O assassinato


O assassinato
Solange Amado

Se está vivo, corre perigo. É só o que sei. E não sei muito.
Sempre vivi aqui, escondidinha no escuro, na santa paz, lendo os meus livrinhos, e fazendo uma caminhada pelas imediações. Uma vida solitária. Só uma voltinha à noite pra buscar comida. E como sou pequenininha, nem precisava de muito pra encher o bucho. Sempre há algumas migalhas embaixo da mesa ou da geladeira. Os humanos não são muito asseados, e felizmente desperdiçam muito, o que permite que nos locupletemos.
Vidinha tranquila dentro desta gaveta esquecida, lotada de papéis velhos, de vidas que se foram, registros de momentos e imagens sem mais nenhuma importância. Inutilidades que os humanos carregam como bagagem inútil.
Essa tranqueira que os humanos chamam de lixo,  eles mantêm uma relação de grande dependência com ela. O que, diga-se de passagem, facilita a nossa vida de insetos rastejantes. Deu moleza a gente se instala.
A velhinha, dona desse apartamento onde moro, é boa gente. Não tenho  muito do que me queixar. Ela não exige muito, desde que você seja uma presença discreta e não fique se exibindo por aí, e principalmente, não se encontre com ela. Tá tudo dominado. Ou assim pensava eu.
Nossa convivência foi pacífica até hoje. Eu só saio à noite, discretamente, pelas imediações, e ela nunca abre a minha gaveta. Acho que ela tem um pouco de medo do seu passado cavernoso e dos fantasmas que podem saltar de dentro dessa tralha, que se tornou a minha residência.
Há 11 anos moro aqui. Nunca paguei IPTU. Nunca paguei aluguel. Invasão de sem terra. Me instalei aqui e nem sei se ela deu pela coisa.
Não me queixo. E nem é difícil achar um companheiro nessa casa. Sou só uma barata. E barato é o que mais tem nesse quarto. Não é preciso ir longe. Minha cama é um saleiro com a ponta quebrada. Só Deus sabe o porque foi esquecido há tantos anos nesta gaveta.
Pois é. Mas alguém já disse: com a liberdade só podemos sonhar. E aí a gente acorda e o laço da realidade está em volta do nosso pescoço. O “para sempre” está contido na brevidade do agora.
Exatamente nesse momento das minhas considerações filosóficas, a velhinha abre minha casa-gaveta.

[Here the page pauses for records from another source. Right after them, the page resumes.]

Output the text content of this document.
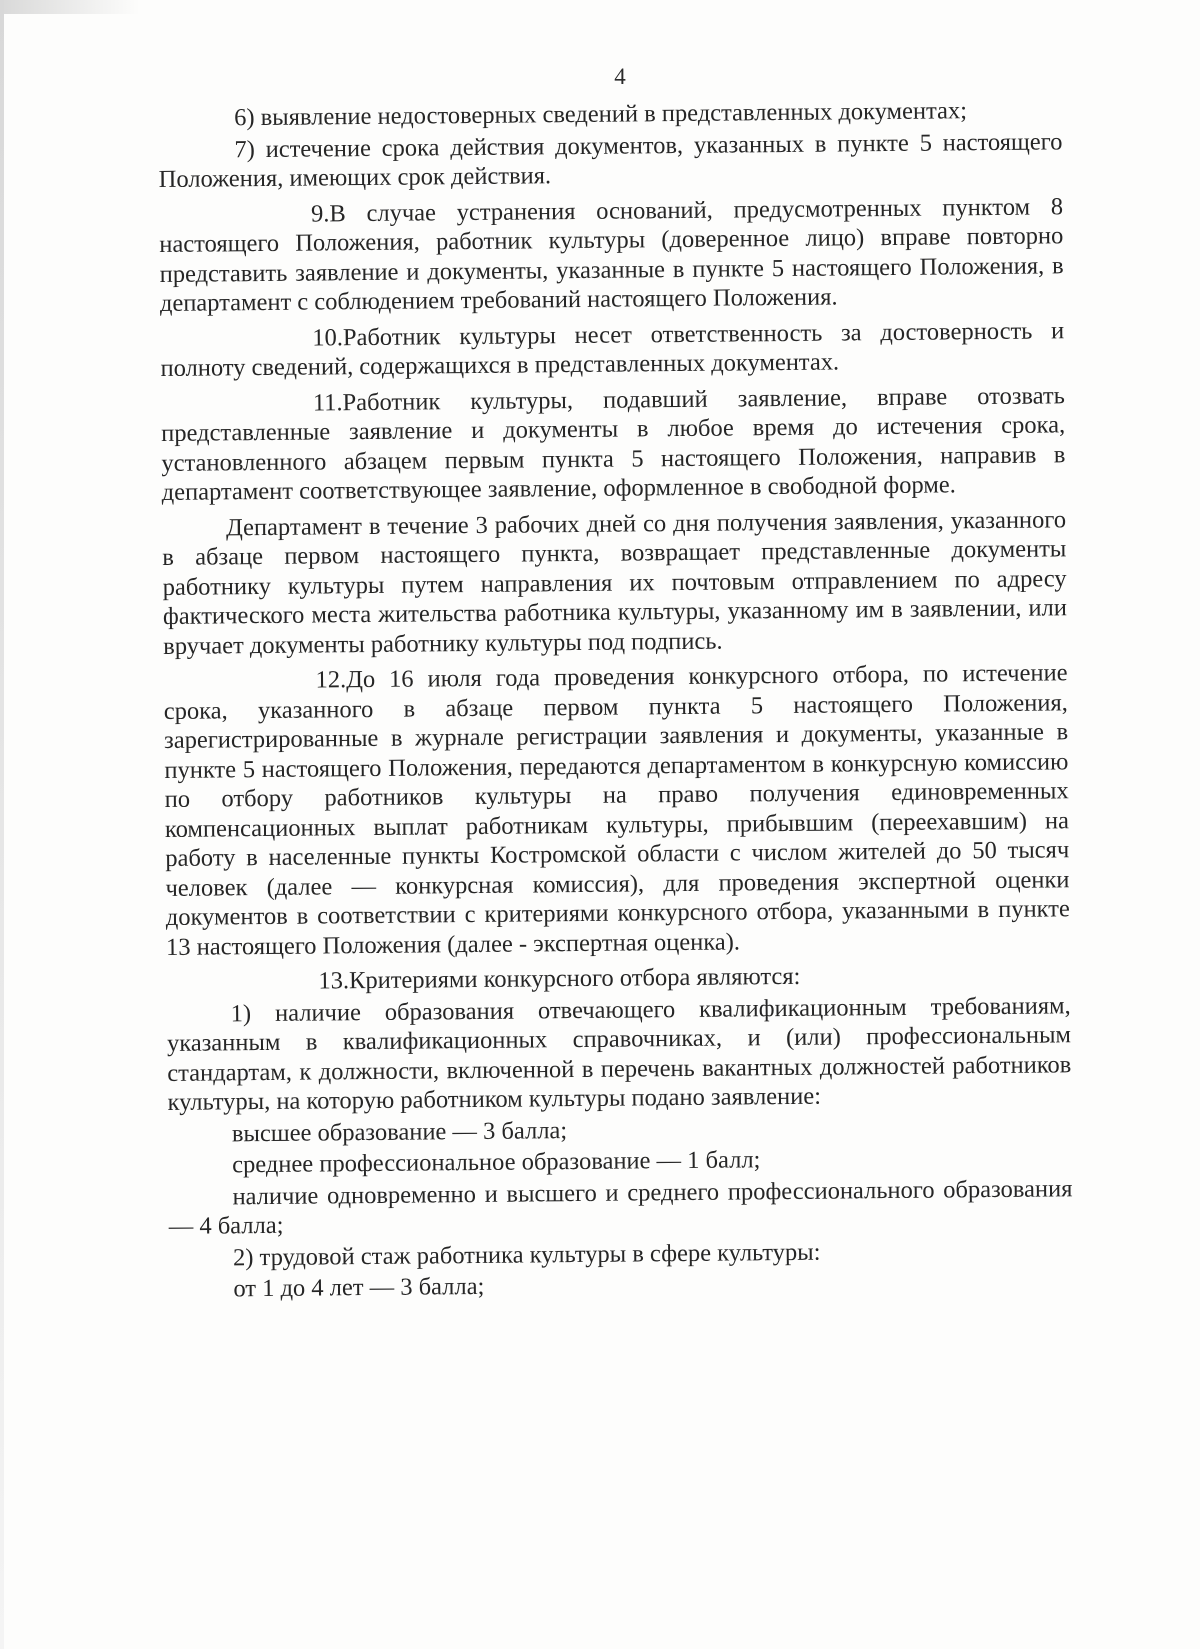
4

6) выявление недостоверных сведений в представленных документах;

7) истечение срока действия документов, указанных в пункте 5 настоящего Положения, имеющих срок действия.

9.В случае устранения оснований, предусмотренных пунктом 8 настоящего Положения, работник культуры (доверенное лицо) вправе повторно представить заявление и документы, указанные в пункте 5 настоящего Положения, в департамент с соблюдением требований настоящего Положения.

10.Работник культуры несет ответственность за достоверность и полноту сведений, содержащихся в представленных документах.

11.Работник культуры, подавший заявление, вправе отозвать представленные заявление и документы в любое время до истечения срока, установленного абзацем первым пункта 5 настоящего Положения, направив в департамент соответствующее заявление, оформленное в свободной форме.

Департамент в течение 3 рабочих дней со дня получения заявления, указанного в абзаце первом настоящего пункта, возвращает представленные документы работнику культуры путем направления их почтовым отправлением по адресу фактического места жительства работника культуры, указанному им в заявлении, или вручает документы работнику культуры под подпись.

12.До 16 июля года проведения конкурсного отбора, по истечение срока, указанного в абзаце первом пункта 5 настоящего Положения, зарегистрированные в журнале регистрации заявления и документы, указанные в пункте 5 настоящего Положения, передаются департаментом в конкурсную комиссию по отбору работников культуры на право получения единовременных компенсационных выплат работникам культуры, прибывшим (переехавшим) на работу в населенные пункты Костромской области с числом жителей до 50 тысяч человек (далее — конкурсная комиссия), для проведения экспертной оценки документов в соответствии с критериями конкурсного отбора, указанными в пункте 13 настоящего Положения (далее - экспертная оценка).

13.Критериями конкурсного отбора являются:

1) наличие образования отвечающего квалификационным требованиям, указанным в квалификационных справочниках, и (или) профессиональным стандартам, к должности, включенной в перечень вакантных должностей работников культуры, на которую работником культуры подано заявление:

высшее образование — 3 балла;

среднее профессиональное образование — 1 балл;

наличие одновременно и высшего и среднего профессионального образования — 4 балла;

2) трудовой стаж работника культуры в сфере культуры:

от 1 до 4 лет — 3 балла;
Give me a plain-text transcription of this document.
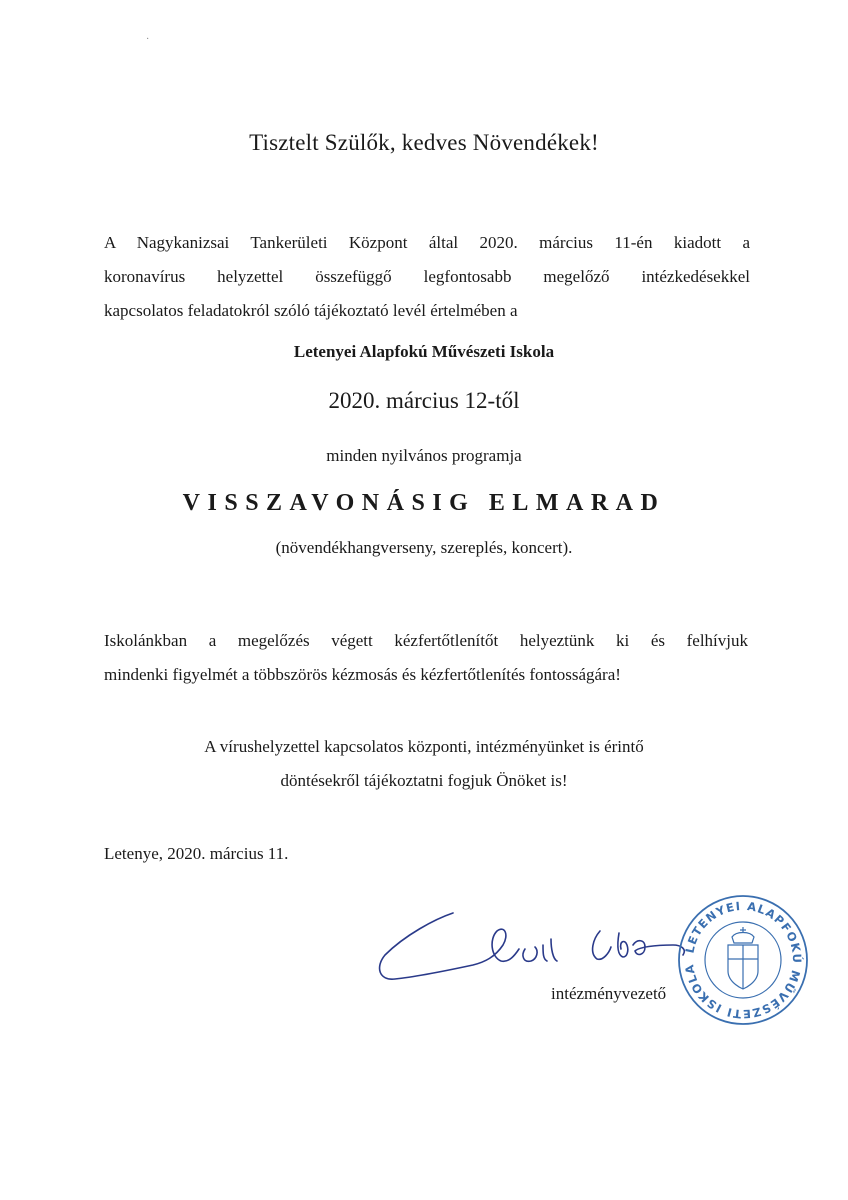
·
Tisztelt Szülők, kedves Növendékek!
A Nagykanizsai Tankerületi Központ által 2020. március 11-én kiadott a
koronavírus helyzettel összefüggő legfontosabb megelőző intézkedésekkel
kapcsolatos feladatokról szóló tájékoztató levél értelmében a
Letenyei Alapfokú Művészeti Iskola
2020. március 12-től
minden nyilvános programja
VISSZAVONÁSIG ELMARAD
(növendékhangverseny, szereplés, koncert).
Iskolánkban a megelőzés végett kézfertőtlenítőt helyeztünk ki és felhívjuk
mindenki figyelmét a többszörös kézmosás és kézfertőtlenítés fontosságára!
A vírushelyzettel kapcsolatos központi, intézményünket is érintő
döntésekről tájékoztatni fogjuk Önöket is!
Letenye, 2020. március 11.
LETENYEI ALAPFOKÚ MŰVÉSZETI ISKOLA
intézményvezető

Eu já estava desconfiada. Muitas coisas já estavam sendo defenestradas à minha volta, mas minha gaveta continuava intacta.
Tive esperanças. Ainda acreditava que a vida me pertencia.  Ledo engano. Aquela tralha à minha volta sempre me mostrou que as coisas nos são emprestadas. Um dia a gente vai ter de devolver, então, melhor não se apegar.
Quando a velhinha abriu a gaveta, a luz inundou o ambiente, fiquei momentaneamente cega. Foi o meu vacilo. Se eu não tivesse me assustado, talvez tivesse tido a oportunidade de escapar pelos fundos. A mulher tem tanto medo de mim quanto eu dela. Isso é um fato. Não soube aproveitar. Baratas não costumam ser muito intel1igent1es. Mas humanos também não. Então, estamos empatadas.
Eu não tinha mesmo cacife pra partir para a luta. Ela ganhou a queda de braços. Pior. Ela usou arma química, me pareceu gás sarin ou similar. Não tive a mínima chance.
Agora estou aqui respirando com dificuldade. Uma barata narrando a sua própria morte, entrincheirada num saleiro quebrado. Nada vai me restar dessa vida breve. Não me dói muito. Viver doeu mais. E morrer também faz parte do jogo humano.
Estou morrendo. Sou apenas uma barata. Nunca realizei nada muito feérico na vida. Foi uma vida de sombras e anonimato.
Meu consolo é saber que minha assassina tampouco é autora de grandes feitos. Talvez o seu maior feito na vida tenha sido abrir uma gaveta e matar uma barata.
Tem sido assim através dos tempos: /”Mors tua. Vita mia”. Sua morte, minha vida.